On May 18, 2021, the trial completed enrollment with only 50% of the anticipated participants, cutting the patient count from an anticipated 120 to 60. Falling substantially below enrollment goals can change the validity of assumptions around efficacy and study design, impacting a trial’s ability to achieve target power and statistically reliable results. At the same time, the primary completion date of the trial was delayed substantially, moving from the previously-anticipated March 1, 2021, to June 1, 2022.
A few months later, on July 1, 2021, the trial again varied from regular trajectory, re-entering recruitment. Often, this serves as a signal that the sponsor is looking to increase the ability to detect a signal and may be struggling for statistical significance with its current patient pool.
The impact: One year later, on June 29, 2022, Aileron announced the disappointing results of an interim analysis, highlighting that ALRN-6924 was not performing better than placebo on the exploratory composite primary endpoint.
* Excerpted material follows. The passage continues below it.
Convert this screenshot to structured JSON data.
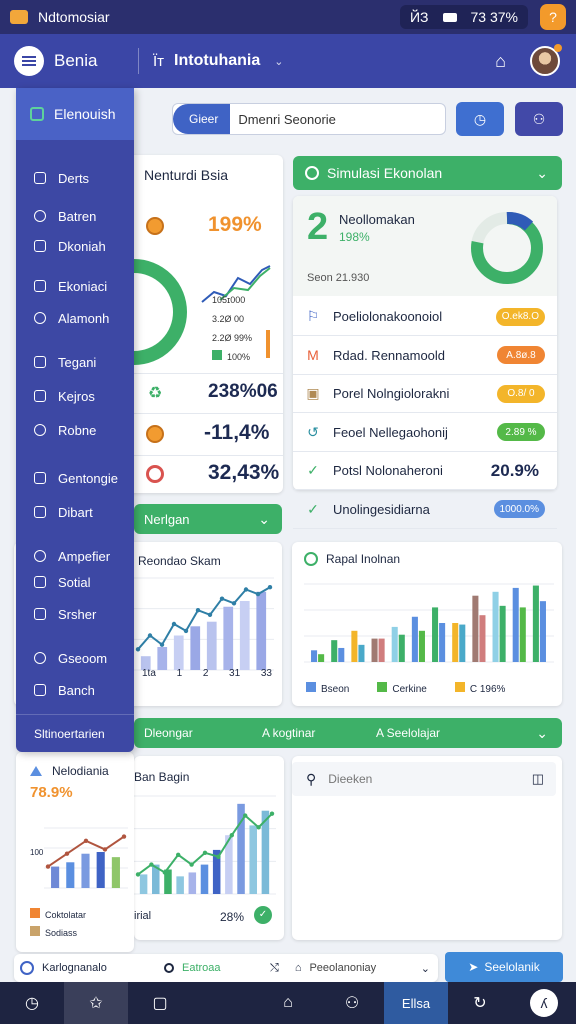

The company shared that it planned to stop further enrollment and shift focus to its only remaining trial, exploring the impact of ALRN-6924 on chemoprotection in p53-mutated breast cancer. With this announcement, Aileron’s stock dropped by a drastic 41% in one day.
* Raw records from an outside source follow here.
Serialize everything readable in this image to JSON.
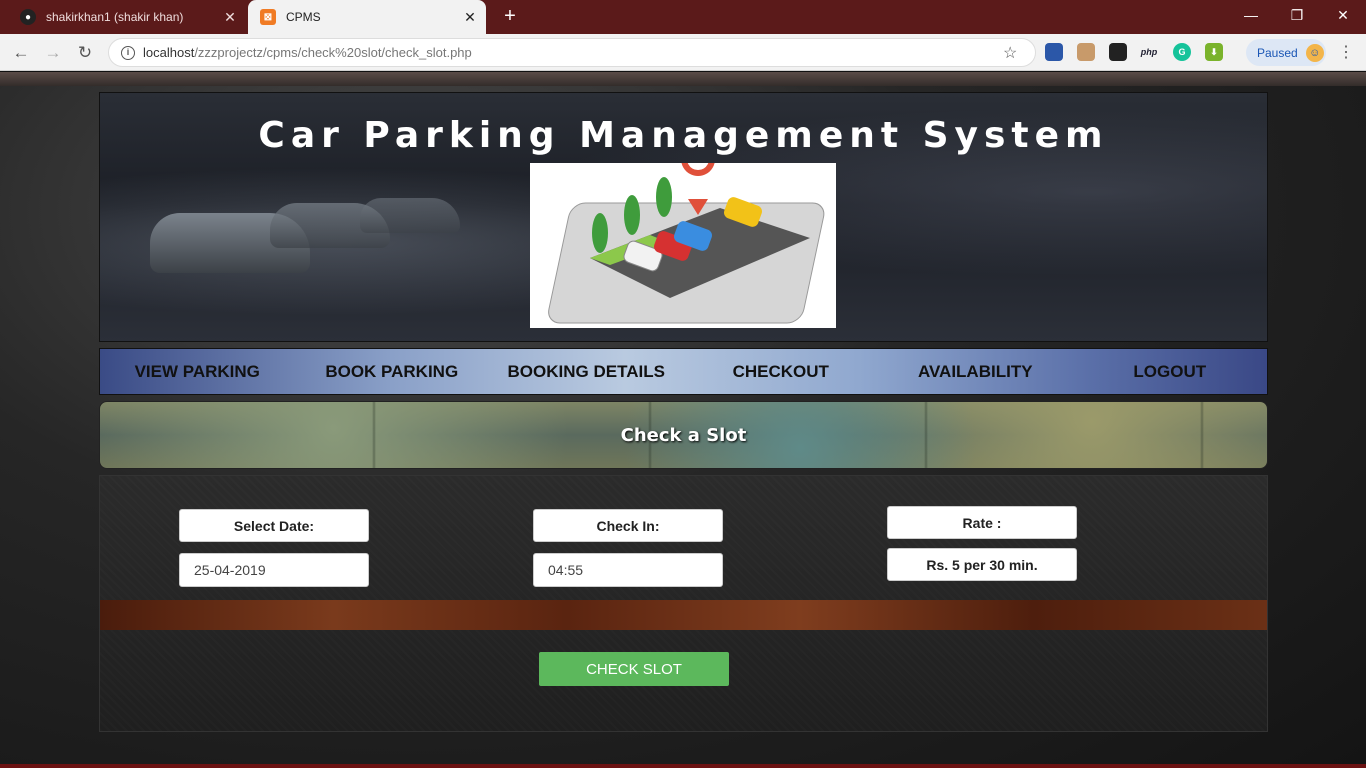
{
  "browser": {
    "tabs": [
      {
        "title": "shakirkhan1 (shakir khan)",
        "close": "✕"
      },
      {
        "title": "CPMS",
        "close": "✕"
      }
    ],
    "new_tab": "+",
    "window_controls": {
      "minimize": "—",
      "maximize": "❐",
      "close": "✕"
    },
    "nav": {
      "back": "←",
      "forward": "→",
      "reload": "↻"
    },
    "url_host": "localhost",
    "url_path": "/zzzprojectz/cpms/check%20slot/check_slot.php",
    "extensions": [
      {
        "name": "ext-1-icon",
        "color": "#2b57a8",
        "label": ""
      },
      {
        "name": "ext-2-icon",
        "color": "#c89a6a",
        "label": ""
      },
      {
        "name": "ext-3-icon",
        "color": "#222222",
        "label": ""
      },
      {
        "name": "php-icon",
        "color": "#f2f2f2",
        "label": "php"
      },
      {
        "name": "grammarly-icon",
        "color": "#15c39a",
        "label": "G"
      },
      {
        "name": "download-icon",
        "color": "#7ab32b",
        "label": "⬇"
      }
    ],
    "profile_label": "Paused",
    "menu": "⋮"
  },
  "site": {
    "title": "Car Parking Management System",
    "nav": [
      "VIEW PARKING",
      "BOOK PARKING",
      "BOOKING DETAILS",
      "CHECKOUT",
      "AVAILABILITY",
      "LOGOUT"
    ],
    "banner_title": "Check a Slot"
  },
  "form": {
    "date_label": "Select Date:",
    "date_value": "25-04-2019",
    "checkin_label": "Check In:",
    "checkin_value": "04:55",
    "rate_label": "Rate :",
    "rate_value": "Rs. 5 per 30 min.",
    "submit_label": "CHECK SLOT"
  },
  "colors": {
    "tabstrip": "#5b1a1a",
    "submit_button": "#5cb85c",
    "nav_gradient_mid": "#b9cae0"
  }
}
On October 11, 2022, Aileron officially terminated the trial on clinicaltrials.gov, specifically citing that they were unable to generate statistically significant results with the sample size of the trial.
The fallout: On February 21, 2023, Aileron’s announced the termination of the last trial for ALRN-6924, focused on p53-mutated breast cancer, sharing on clinicaltrials.gov a few days later that the first four patients enrolled experienced Grade 4 neutropenia and alopecia in their first cycle of treatment, failing both the primary endpoint and the main secondary endpoint.
This news sent the stock, which had been gradually falling since the news of the first trial’s failure, an additional 38% in one day. This marked the official endgame for Aileron’s sole drug candidate, prompting them to lay off most of the remaining staff and search for strategic options for an exit.
The bottom line: STAT Trials Pulse surfaced irregular signals that the ALRN-6924 trial may have been struggling for significance more than a year before Aileron announced results that echoed these warnings. Staying on top of red flags in critical drug pipelines can aid investors in getting ahead of market-moving announcements and allow biopharma professionals to strategize ahead of time.